Percebe-se, a partir de formulações hipotéticas singelas, que o zelo pela boa-fé e pela cooperação processual – na esteira da citada lição doutrinária – teria o condão de desencadear uma multiplicidade de fatos processuais passíveis de discussão (em graus distintos de jurisdição, inclusive), contribuindo, ao fim e ao cabo, para retardar consideravelmente a prestação jurisdicional. Inegável o contrassenso, na medida em que os citados princípios processuais (boa-fé e cooperação) existem para viabilizar a efetividade do processo, calcada justamente na sua duração razoável (cabe notar que o postulado previsto no art. 5º, LXXVIII, da Constituição Federal é apontado por Humberto Theodoro Júnior como subprincípio do devido processo legal).[24]

Sem prejuízo dos inconvenientes práticos salientados, a comunicação prévia poderia ainda comprometer a finalidade precípua da gravação unilateral da audiência, qual seja, o afastamento do arbítrio estatal. Explicamos: o tradicional e “pré-histórico” sistema da redução a termo por ditado não apenas contribui para atrasar a coleta da prova, mas, permite que se faça registrar versão fática dissonante da apresentada pela testemunha, dificultando sobremaneira a sustentação da matéria em grau recursal, pela parte prejudicada.

Se, porventura, a gravação for destinada a coibir tal comportamento, o elemento surpresa parece-nos indispensável.

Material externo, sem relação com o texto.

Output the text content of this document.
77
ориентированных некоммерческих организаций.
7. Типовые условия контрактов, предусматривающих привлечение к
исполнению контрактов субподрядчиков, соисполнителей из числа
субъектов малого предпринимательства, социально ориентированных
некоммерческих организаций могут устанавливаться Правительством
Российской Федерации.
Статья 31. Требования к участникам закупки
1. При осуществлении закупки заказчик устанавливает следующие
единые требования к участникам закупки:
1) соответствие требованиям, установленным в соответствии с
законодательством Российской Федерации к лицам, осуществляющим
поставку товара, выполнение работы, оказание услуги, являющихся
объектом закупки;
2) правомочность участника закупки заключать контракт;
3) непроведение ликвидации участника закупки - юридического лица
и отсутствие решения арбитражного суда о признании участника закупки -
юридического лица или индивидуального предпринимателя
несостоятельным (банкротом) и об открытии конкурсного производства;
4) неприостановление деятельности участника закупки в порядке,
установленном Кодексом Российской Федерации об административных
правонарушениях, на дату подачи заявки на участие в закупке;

É pouco plausível que o magistrado, uma vez comunicado sobre a intenção de gravar o ato, mantenha o proceder arbitrário. Tal constatação nos remete à dúvida sobre a necessidade de anuência da(s) outra(s) parte(s) envolvida(s) na relação processual para registro da audiência pelo interessado. A resposta, aqui, só pode ser negativa.[25]

Em primeiro lugar, o dispositivo que franqueia a gravação (art. 367, 6º, do CPC/2015) constitui, segundo sublinhado, consectário de uma garantia processual de índole constitucional. Lidamos com um direito público subjetivo, portanto.

Em segundo lugar, ao juiz compete dirigir o processo e exercer poder de polícia, “requisitando, quando necessário, força policial, além da segurança interna dos fóruns e tribunais”. (art. 139, VII, CPC/2015).

Ora, se, por força da lei, a gravação da audiência independe da anuência do magistrado (esteja ou não o processo acobertado pelo manto do sigilo, conforme analisado anteriormente), seria incongruente solicitar permissão à parte contrária – que não controla a regularidade processual (via poder de polícia) – para exercer um direito subjetivo.

Registramos, ao cabo, que a gravação unilateral da audiência pode beneficiar não somente quem executa a medida, mas a(s) parte(s) contrária(s) e o próprio juiz.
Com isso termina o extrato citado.